Key Challenges for the PV Industry
- ·Rising fuel prices: A major challenge for the Indian passenger vehicle industry is the continuous rise in fuel prices and the closing gap between petrol and diesel prices. India is a highly price-sensitive market, and higher fuel prices will affect customer vehicle buying patterns.
- ·Rise in raw material and production costs: The prices of raw materials of key components such as metals have grown significantly. Market players have responded to the rising raw material prices by optimizing their manufacturing process, budgeting their advertising and marketing costs, and passing them on to consumers through price hikes.
- ·Growth of public transport in metros and major cities: To avoid traffic and save time in metros and major cities, people may prefer to travel by public transport rather than their own vehicle. This is likely to negatively affect passenger vehicle market sales in the future.
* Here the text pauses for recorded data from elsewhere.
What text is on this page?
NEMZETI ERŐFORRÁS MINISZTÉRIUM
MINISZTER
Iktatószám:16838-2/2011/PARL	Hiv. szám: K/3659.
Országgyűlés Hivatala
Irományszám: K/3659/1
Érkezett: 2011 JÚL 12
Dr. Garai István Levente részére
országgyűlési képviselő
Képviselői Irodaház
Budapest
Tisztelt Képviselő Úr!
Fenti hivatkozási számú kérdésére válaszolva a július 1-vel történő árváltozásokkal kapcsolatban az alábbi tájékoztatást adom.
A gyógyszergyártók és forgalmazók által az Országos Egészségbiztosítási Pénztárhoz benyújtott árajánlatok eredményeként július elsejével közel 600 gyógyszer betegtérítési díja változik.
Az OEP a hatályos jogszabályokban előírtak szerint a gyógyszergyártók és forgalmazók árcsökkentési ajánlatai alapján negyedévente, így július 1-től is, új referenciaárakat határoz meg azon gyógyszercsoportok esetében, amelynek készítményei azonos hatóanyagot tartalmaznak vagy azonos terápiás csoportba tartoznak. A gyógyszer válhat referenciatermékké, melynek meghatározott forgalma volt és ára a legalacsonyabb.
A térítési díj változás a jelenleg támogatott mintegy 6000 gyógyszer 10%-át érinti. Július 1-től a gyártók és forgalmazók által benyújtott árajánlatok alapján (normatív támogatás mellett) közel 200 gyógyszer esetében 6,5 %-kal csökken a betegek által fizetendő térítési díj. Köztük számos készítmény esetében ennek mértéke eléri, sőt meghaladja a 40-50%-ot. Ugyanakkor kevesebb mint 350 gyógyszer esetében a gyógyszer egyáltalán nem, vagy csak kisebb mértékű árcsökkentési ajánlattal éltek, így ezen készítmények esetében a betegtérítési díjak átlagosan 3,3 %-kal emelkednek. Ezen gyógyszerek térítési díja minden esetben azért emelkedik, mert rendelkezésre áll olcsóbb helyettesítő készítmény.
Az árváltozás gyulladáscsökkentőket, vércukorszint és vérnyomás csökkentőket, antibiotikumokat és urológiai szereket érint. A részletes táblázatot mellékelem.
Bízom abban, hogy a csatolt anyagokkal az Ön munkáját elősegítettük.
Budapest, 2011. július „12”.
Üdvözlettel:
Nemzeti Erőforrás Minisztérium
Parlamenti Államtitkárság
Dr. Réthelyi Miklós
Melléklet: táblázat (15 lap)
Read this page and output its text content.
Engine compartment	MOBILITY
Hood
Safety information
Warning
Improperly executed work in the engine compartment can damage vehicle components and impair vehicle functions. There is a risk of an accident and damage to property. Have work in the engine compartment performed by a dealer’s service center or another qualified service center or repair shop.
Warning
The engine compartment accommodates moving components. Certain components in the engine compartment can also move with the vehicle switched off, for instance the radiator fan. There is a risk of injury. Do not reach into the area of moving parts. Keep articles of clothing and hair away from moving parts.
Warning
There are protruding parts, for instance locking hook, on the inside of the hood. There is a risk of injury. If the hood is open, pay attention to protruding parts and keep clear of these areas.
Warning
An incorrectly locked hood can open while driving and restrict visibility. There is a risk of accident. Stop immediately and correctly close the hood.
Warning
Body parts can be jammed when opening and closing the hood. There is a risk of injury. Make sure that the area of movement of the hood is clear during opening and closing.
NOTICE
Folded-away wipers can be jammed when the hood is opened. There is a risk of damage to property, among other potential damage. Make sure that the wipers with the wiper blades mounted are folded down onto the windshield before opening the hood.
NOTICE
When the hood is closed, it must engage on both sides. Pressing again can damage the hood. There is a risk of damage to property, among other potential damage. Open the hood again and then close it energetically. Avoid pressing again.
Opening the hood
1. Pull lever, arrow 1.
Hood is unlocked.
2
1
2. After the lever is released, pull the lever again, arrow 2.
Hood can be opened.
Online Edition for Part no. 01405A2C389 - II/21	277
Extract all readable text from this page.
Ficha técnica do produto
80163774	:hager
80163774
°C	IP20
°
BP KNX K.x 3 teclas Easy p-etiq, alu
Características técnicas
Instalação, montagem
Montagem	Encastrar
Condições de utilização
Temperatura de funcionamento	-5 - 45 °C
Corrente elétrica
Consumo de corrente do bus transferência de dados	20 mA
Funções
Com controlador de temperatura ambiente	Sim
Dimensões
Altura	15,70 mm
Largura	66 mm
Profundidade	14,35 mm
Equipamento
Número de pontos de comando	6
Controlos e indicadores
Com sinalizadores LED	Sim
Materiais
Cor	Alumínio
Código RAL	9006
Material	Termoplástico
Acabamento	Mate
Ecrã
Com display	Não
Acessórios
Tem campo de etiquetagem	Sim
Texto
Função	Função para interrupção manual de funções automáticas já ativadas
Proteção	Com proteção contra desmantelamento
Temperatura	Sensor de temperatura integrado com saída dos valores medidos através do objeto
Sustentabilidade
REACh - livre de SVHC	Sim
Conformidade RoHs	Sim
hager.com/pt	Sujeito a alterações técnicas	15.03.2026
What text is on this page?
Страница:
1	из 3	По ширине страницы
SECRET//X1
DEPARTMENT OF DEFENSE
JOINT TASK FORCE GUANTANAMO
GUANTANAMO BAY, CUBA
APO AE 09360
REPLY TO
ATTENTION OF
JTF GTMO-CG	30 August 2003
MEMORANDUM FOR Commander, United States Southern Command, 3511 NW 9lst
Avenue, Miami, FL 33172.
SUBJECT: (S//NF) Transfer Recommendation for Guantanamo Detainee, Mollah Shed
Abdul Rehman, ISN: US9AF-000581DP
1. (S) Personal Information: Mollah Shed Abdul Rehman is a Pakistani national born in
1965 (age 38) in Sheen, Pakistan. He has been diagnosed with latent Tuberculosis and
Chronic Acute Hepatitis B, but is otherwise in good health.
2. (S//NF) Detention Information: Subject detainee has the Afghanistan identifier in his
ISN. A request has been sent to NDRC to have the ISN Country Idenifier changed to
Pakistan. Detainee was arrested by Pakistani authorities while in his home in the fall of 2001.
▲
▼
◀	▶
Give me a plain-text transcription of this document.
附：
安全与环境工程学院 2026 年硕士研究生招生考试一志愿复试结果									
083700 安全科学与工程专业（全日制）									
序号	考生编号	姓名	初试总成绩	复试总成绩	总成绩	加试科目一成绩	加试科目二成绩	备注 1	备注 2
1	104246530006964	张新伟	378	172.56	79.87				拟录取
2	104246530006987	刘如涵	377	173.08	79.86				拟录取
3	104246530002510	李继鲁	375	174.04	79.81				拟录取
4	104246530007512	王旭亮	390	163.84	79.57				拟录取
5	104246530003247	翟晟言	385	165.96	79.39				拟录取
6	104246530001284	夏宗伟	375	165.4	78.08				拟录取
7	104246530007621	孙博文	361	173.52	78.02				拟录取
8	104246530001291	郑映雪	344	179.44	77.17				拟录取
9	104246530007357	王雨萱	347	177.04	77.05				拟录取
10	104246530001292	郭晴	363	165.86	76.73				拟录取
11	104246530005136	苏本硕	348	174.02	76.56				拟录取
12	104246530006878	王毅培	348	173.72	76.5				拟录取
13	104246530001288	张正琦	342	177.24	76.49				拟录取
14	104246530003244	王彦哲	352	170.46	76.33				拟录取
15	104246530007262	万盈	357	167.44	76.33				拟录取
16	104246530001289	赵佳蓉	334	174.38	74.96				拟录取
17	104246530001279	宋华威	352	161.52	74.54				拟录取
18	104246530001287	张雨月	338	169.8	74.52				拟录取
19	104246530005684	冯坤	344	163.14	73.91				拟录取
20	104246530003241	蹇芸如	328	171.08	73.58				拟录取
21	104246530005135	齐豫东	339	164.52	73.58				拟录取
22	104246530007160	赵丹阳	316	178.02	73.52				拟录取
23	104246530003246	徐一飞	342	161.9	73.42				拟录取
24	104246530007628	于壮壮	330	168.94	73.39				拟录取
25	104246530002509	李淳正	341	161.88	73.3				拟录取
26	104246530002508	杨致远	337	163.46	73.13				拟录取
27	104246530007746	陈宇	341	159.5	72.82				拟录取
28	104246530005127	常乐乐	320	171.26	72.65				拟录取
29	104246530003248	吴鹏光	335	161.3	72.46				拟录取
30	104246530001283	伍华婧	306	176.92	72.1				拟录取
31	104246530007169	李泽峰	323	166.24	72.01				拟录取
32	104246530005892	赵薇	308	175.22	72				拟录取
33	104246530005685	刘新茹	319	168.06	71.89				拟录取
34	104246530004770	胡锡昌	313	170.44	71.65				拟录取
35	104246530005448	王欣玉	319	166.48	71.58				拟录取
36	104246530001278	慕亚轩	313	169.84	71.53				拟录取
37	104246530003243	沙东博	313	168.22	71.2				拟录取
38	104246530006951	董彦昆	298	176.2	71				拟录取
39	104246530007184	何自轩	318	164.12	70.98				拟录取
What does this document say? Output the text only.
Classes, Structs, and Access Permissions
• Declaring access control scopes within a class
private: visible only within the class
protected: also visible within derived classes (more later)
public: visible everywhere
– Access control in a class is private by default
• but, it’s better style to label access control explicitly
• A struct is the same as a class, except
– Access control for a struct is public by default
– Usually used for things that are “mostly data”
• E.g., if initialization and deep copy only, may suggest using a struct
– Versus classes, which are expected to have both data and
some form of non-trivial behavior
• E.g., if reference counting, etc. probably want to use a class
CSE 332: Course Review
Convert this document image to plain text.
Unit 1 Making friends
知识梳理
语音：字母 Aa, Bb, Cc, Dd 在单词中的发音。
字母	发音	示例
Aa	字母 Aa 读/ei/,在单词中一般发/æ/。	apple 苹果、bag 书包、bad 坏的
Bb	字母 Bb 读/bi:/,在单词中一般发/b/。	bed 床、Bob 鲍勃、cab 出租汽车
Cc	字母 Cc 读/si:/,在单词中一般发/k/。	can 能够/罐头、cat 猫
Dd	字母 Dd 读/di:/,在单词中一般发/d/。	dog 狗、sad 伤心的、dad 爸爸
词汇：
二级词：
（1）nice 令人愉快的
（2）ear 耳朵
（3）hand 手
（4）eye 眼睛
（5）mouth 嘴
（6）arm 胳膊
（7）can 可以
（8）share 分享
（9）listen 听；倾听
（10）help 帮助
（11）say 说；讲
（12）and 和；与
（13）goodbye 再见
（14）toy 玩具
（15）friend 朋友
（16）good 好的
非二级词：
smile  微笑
- ·Upcoming BSVI phase II regulations: The move toward stringent emission norms is a challenge for OEMs. Meeting new emission standards, optimum fuel efficiency, and low costs are opposite poles. Furthermore, the increased use of electronics will increase car prices, affecting car demand.
- ·Adoption of EVs: Range anxiety, lack of charging infrastructure, a wide gap between EV and internal combustion engine (ICE) vehicle prices, and a lack of assurance about a satisfactory resale value are the customer concerns in the short to medium term.
Conclusion
Tier-II cities and the rural segment will play a key role in fuelling demand for passenger vehicles. SUVs are becoming popular in India and have created new opportunities for vehicle manufacturers. Compact SUVs will continue to shine in the next 3-5 years and help the passenger vehicle industry gain momentum.
Growing customer safety requirements, increasing awareness about car safety ratings, driving assistance, and parking functionalities will be key focus areas for Indian OEMs in the next 2-5 years. The widespread popularity of infotainment services has fuelled growth in the deployment of smartphone and embedded systems integration to offer a wide range of in-vehicle features.
Consumer preference for a comfortable ride in city traffic has increased the demand for multiple transmission options like Automated Manual Transmission (AMT), Continuously Variable Transmission (CVT), torque converter, and dual-clutch. Rising fuel prices are leading the customer shift toward CNG.
With the growing demand for compact SUVs and MPVs, many OEMs plan to introduce CNG options for their models in this segment.
In the current situation, it is difficult to predict the future. There is uncertainty due to the ongoing Russia-Ukraine crisis and rising Covid cases in India and globally. As the supply of electronic components continues to be unpredictable, it might also impact the production volume in FY23.
(Disclaimer: Naynish Kulkarn is Director, Mobility Practice, Frost & Sullivan. Views are personal.)